This Wednesday, the Luxembourg Parliament enacted the law regarding alternative investment fund managers (AIFM Law), which implements in Luxembourg the Alternative Investment Fund Managers Directive 2011/61/EU (AIFMD).
The AIFM Law, while regulating alternative investment managers, offers new possibilities in respect to the distribution and the management of AIFs.
Subject to some exemptions, the AIFM Law applies to all legal persons incorporated under Luxembourg law, whose activity consists in managing one or several alternative investment funds ("AIFs") regardless of the location of those AIFs (in the European Union or outside) or of their legal form and structure.
Luxembourg alternative investment fund managers (AIFMs) falling within the full scope of the AIFM Law shall become seek authorisation from and be regulated by the Commission de Surveillance du Secteur Financier (CSSF), the Luxembourg financial supervisory authority.
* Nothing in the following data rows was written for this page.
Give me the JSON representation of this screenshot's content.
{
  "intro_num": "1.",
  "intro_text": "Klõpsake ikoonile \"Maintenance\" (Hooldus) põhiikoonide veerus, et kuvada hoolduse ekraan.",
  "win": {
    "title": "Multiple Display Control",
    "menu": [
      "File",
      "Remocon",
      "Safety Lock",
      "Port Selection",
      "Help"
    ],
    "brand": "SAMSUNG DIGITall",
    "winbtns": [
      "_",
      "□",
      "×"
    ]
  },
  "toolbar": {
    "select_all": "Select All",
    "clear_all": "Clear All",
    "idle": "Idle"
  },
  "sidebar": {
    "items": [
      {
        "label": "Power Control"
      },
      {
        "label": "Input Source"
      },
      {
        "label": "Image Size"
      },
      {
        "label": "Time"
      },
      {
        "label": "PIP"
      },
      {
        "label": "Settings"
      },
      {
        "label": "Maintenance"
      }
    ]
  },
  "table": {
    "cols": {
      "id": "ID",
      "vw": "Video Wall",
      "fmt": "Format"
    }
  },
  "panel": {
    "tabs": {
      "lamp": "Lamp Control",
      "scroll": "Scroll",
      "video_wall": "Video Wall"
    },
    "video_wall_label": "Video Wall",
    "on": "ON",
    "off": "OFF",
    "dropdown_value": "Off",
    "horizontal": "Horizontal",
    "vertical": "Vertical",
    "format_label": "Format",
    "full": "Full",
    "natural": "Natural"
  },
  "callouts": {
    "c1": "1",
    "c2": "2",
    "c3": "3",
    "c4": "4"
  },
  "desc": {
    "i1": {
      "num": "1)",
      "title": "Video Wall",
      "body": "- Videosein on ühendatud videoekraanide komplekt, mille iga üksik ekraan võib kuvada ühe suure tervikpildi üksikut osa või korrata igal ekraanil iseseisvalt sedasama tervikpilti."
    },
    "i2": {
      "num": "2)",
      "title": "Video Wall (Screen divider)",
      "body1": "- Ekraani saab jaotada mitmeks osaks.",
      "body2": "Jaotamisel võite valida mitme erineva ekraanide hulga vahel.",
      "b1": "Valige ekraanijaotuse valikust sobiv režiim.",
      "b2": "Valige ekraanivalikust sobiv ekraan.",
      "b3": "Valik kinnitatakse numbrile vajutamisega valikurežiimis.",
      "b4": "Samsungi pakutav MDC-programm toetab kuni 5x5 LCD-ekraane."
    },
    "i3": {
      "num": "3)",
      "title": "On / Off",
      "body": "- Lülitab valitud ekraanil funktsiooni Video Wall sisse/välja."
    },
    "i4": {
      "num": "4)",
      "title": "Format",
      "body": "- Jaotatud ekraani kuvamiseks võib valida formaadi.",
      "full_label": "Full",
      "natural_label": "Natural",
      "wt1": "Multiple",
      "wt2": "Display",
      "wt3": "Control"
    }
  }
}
Those not falling within the full scope will be subject to certain registration requirements.
Authorisation is granted upon compliance with the requirements of the AIFM Law, relating to:
- organisational structure;
- liquidity management, valuation and delegation;
- reporting to investors and to the CSSF;
- remuneration policy, conflicts of interest policy and risk management policy.
While complying with the new requirements imposed by the AIFM Law, Luxembourg and EU AIFMs shall henceforth benefit from two different passports.
Passport for the marketing of EU AIFs
Luxembourg and EU AIFMs shall now be able to market the shares of their EU AIFs to professional investors in the single market through a notification procedure with their supervisory authority.
Passport for the management of EU AIFs
Luxembourg and EU AIFMS shall also be allowed to manage their EU AIFs on a cross-border basis through a notification procedure with their supervisory authority.
Impact on depositaries - A new category of professional of the financial sector ("PFS ")
The AIFM Law imposes new requirements on depositaries of AIFs.
In addition, a new category of PFS has been created in Luxembourg, the "professional custodian of assets other than financial instruments". Entities authorised under this regime may act as depositaries for AIFs that meet certain conditions i.e. no redemption rights for five years after initial investment and generally investing in assets that do not need to be held in custody and in issuers or non listed companies in order to potentially acquire control. This will be particularly interesting to private equity and real estate funds.
New partnership regimes
The AIFM Law modifies the Luxembourg law dated August 10th 1915 on commercial companies in order to update the common limited partnership ("société en commandite simple") regime. Basically, the common limited partnership may allow a more flexible distribution of benefits among the partners and a derogation from the principle "one share, one vote". Contributions in industry shall be accepted and the name of first limited partners and their delegates shall remain secret.
In addition, a special limited partnership ("société en commandite spéciale") will be introduced for specialised investment funds and investment companies in risk capital. The special limited partnership shall have no legal personality and includes most of the advantages of the common limited partnership.
For both the common limited partnership and the special limited partnership there will be the possibility of full tax transparency and tax neutrality.
All existing Luxembourg AIFMs are from now on entitled to request authorisation as regulated AIFMs from the CSSF.
AIFMs that fall within the scope of the AIFM Law that do not immediately request authorisation will have to use their "best efforts" to comply with the provisions of the AIFM Law before the earlier of:
- the moment of authorisation as AIFM; or
- July 22nd 2014.
This means that all Luxembourg AIFMs will have up to the July 22nd 2014 to comply with the provisions of the AIFM Law.
On June 18th, the CSSF published a Q&A further clarifying the transitory provisions applicable to AIFMs and AIFs.